Urgent Call to Action on The proposed removal of Human Rights in the UK for the Greater Good
An update to a previous article
I wrote about the proposed changes to the Human Rights Act at the end of February. Please have a read of the article to see what the UK government is looking to reform and why some parts of it are not good.
Today is the last day to respond to their proposals which have been under consultation. So, if you haven’t done so already, please write an email or complete the form online.
To assist you, one of my readers has provided me with a link to some guidance from Save Our Rights and their own email to highlight their objections and where to send.
Please share this far and wide today as it is really very important.

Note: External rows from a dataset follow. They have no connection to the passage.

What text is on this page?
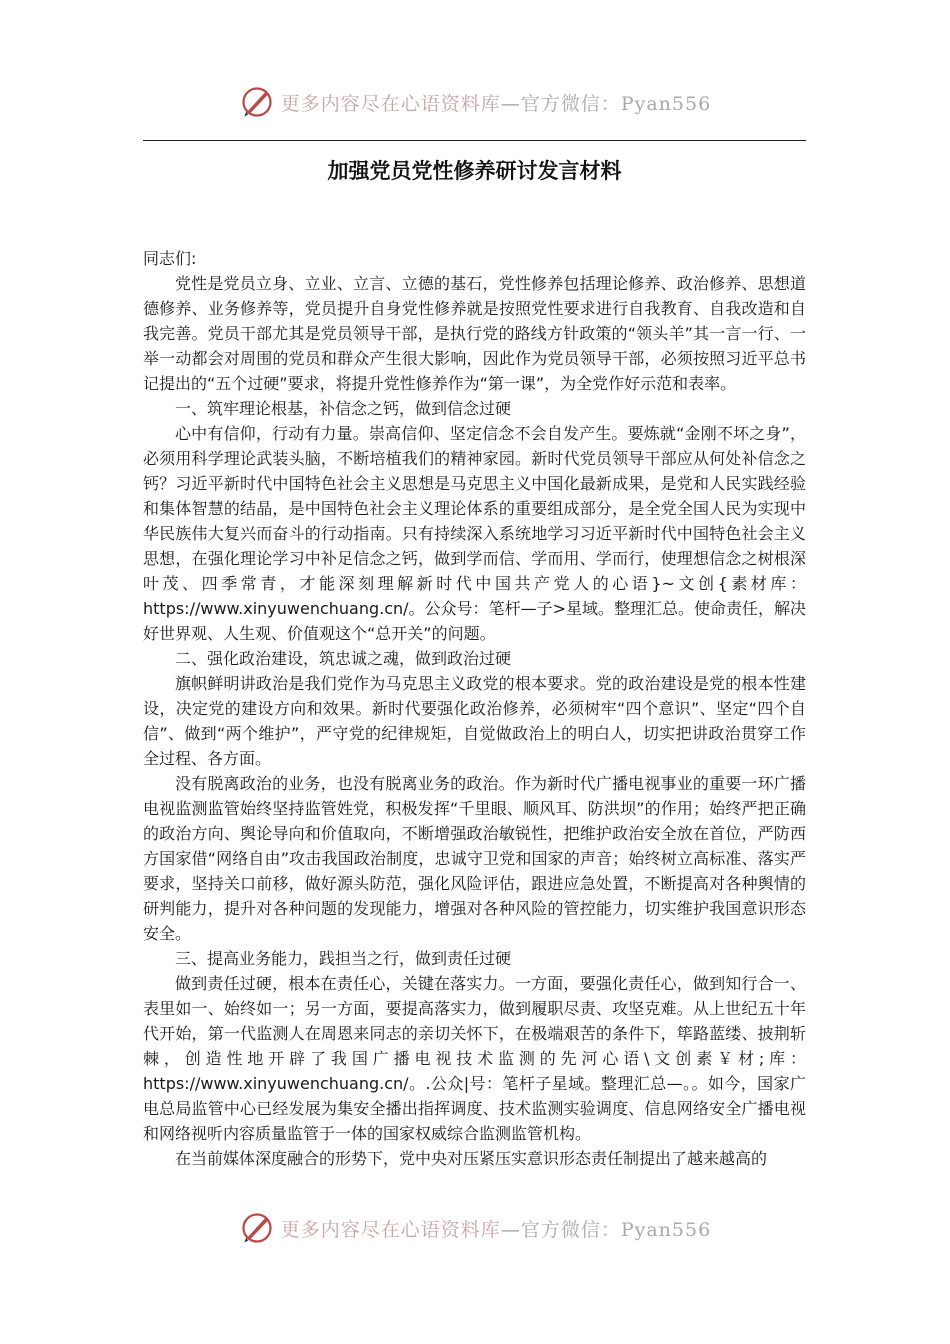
更多内容尽在心语资料库—官方微信：Pyan556
加强党员党性修养研讨发言材料

同志们:

党性是党员立身、立业、立言、立德的基石，党性修养包括理论修养、政治修养、思想道德修养、业务修养等，党员提升自身党性修养就是按照党性要求进行自我教育、自我改造和自我完善。党员干部尤其是党员领导干部，是执行党的路线方针政策的“领头羊”其一言一行、一举一动都会对周围的党员和群众产生很大影响，因此作为党员领导干部，必须按照习近平总书记提出的“五个过硬”要求，将提升党性修养作为“第一课”，为全党作好示范和表率。

一、筑牢理论根基，补信念之钙，做到信念过硬

心中有信仰，行动有力量。崇高信仰、坚定信念不会自发产生。要炼就“金刚不坏之身”，必须用科学理论武装头脑，不断培植我们的精神家园。新时代党员领导干部应从何处补信念之钙？习近平新时代中国特色社会主义思想是马克思主义中国化最新成果，是党和人民实践经验和集体智慧的结晶，是中国特色社会主义理论体系的重要组成部分，是全党全国人民为实现中华民族伟大复兴而奋斗的行动指南。只有持续深入系统地学习习近平新时代中国特色社会主义思想，在强化理论学习中补足信念之钙，做到学而信、学而用、学而行，使理想信念之树根深叶茂、四季常青，才能深刻理解新时代中国共产党人的心语}~文创{素材库：https://www.xinyuwenchuang.cn/。公众号：笔杆—子>星域。整理汇总。使命责任，解决好世界观、人生观、价值观这个“总开关”的问题。

二、强化政治建设，筑忠诚之魂，做到政治过硬

旗帜鲜明讲政治是我们党作为马克思主义政党的根本要求。党的政治建设是党的根本性建设，决定党的建设方向和效果。新时代要强化政治修养，必须树牢“四个意识”、坚定“四个自信”、做到“两个维护”，严守党的纪律规矩，自觉做政治上的明白人，切实把讲政治贯穿工作全过程、各方面。

没有脱离政治的业务，也没有脱离业务的政治。作为新时代广播电视事业的重要一环广播电视监测监管始终坚持监管姓党，积极发挥“千里眼、顺风耳、防洪坝”的作用；始终严把正确的政治方向、舆论导向和价值取向，不断增强政治敏锐性，把维护政治安全放在首位，严防西方国家借“网络自由”攻击我国政治制度，忠诚守卫党和国家的声音；始终树立高标准、落实严要求，坚持关口前移，做好源头防范，强化风险评估，跟进应急处置，不断提高对各种舆情的研判能力，提升对各种问题的发现能力，增强对各种风险的管控能力，切实维护我国意识形态安全。

三、提高业务能力，践担当之行，做到责任过硬

做到责任过硬，根本在责任心，关键在落实力。一方面，要强化责任心，做到知行合一、表里如一、始终如一；另一方面，要提高落实力，做到履职尽责、攻坚克难。从上世纪五十年代开始，第一代监测人在周恩来同志的亲切关怀下，在极端艰苦的条件下，筚路蓝缕、披荆斩棘，创造性地开辟了我国广播电视技术监测的先河心语\文创素￥材;库：https://www.xinyuwenchuang.cn/。.公众|号：笔杆子星域。整理汇总—。。如今，国家广电总局监管中心已经发展为集安全播出指挥调度、技术监测实验调度、信息网络安全广播电视和网络视听内容质量监管于一体的国家权威综合监测监管机构。

在当前媒体深度融合的形势下，党中央对压紧压实意识形态责任制提出了越来越高的

更多内容尽在心语资料库—官方微信：Pyan556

To: HRAReform@justice.gov.uk
To whom it may concern
I set out below my response to the consultation: Human Rights Act Reform: A Modern Bill Of Rights (publishing.service.gov.uk) (which I refer to as the “Consultation”).
I am by profession an actuary and my interest is from the perspective of a UK citizen. I am responding to this consultation as I believe it’s critical for members of the public to have a say in such a fundamental issue as human rights. The ease with which several of those rights have been diminished under emergency powers over the last two years highlights the fragility of our rights, even in a liberal democracy like the UK.
As a non-lawyer, I have decided not to answer the specific detailed and technical Consultation questions. Rather, I provide a general response, by focussing on three areas all of which are discussed at length in the Consultation:
The Human Rights Act (HRA): replace or adjust?
The tension between individual rights and the “wider public interest”
The role of “responsibilities” in human rights.
I also make some brief points on: reducing the scope of certain rights (liberty, fair trial, and respect for private and family life); UK vs Strasbourg; separation of powers; secondary legislation; the use of emergency powers to suppress human rights; and the government’s approach to this consultation process.
I believe the government should be doing more to uphold our human rights, but instead I find these proposals weaken and dilute them, which is why I cannot and will not support these proposals. For the avoidance of doubt, any issues in the Consultation not covered in my response should not be taken as silent endorsement.
1. The Human Rights Act (HRA): replace or adjust?
I do not believe it is appropriate to replace the HRA with a new bill of rights.
I appreciate the arguments for replacement set forth in the Consultation and I can see the advantages from the perspective of government, but I believe they lead to an unacceptable degree of dilution of rights from the perspective of people in the UK.
I also note that the December 2021 report from the Independent Human Rights Act Review (IHRAR):
Comes to a very different conclusion to the Consultation itself. It concludes that:
the HRA is working well and as intended, and there is no case for any large changes
the HRA should not be mainly viewed through the prism of a few high-profile cases “… or indeed with a focus on litigation at all”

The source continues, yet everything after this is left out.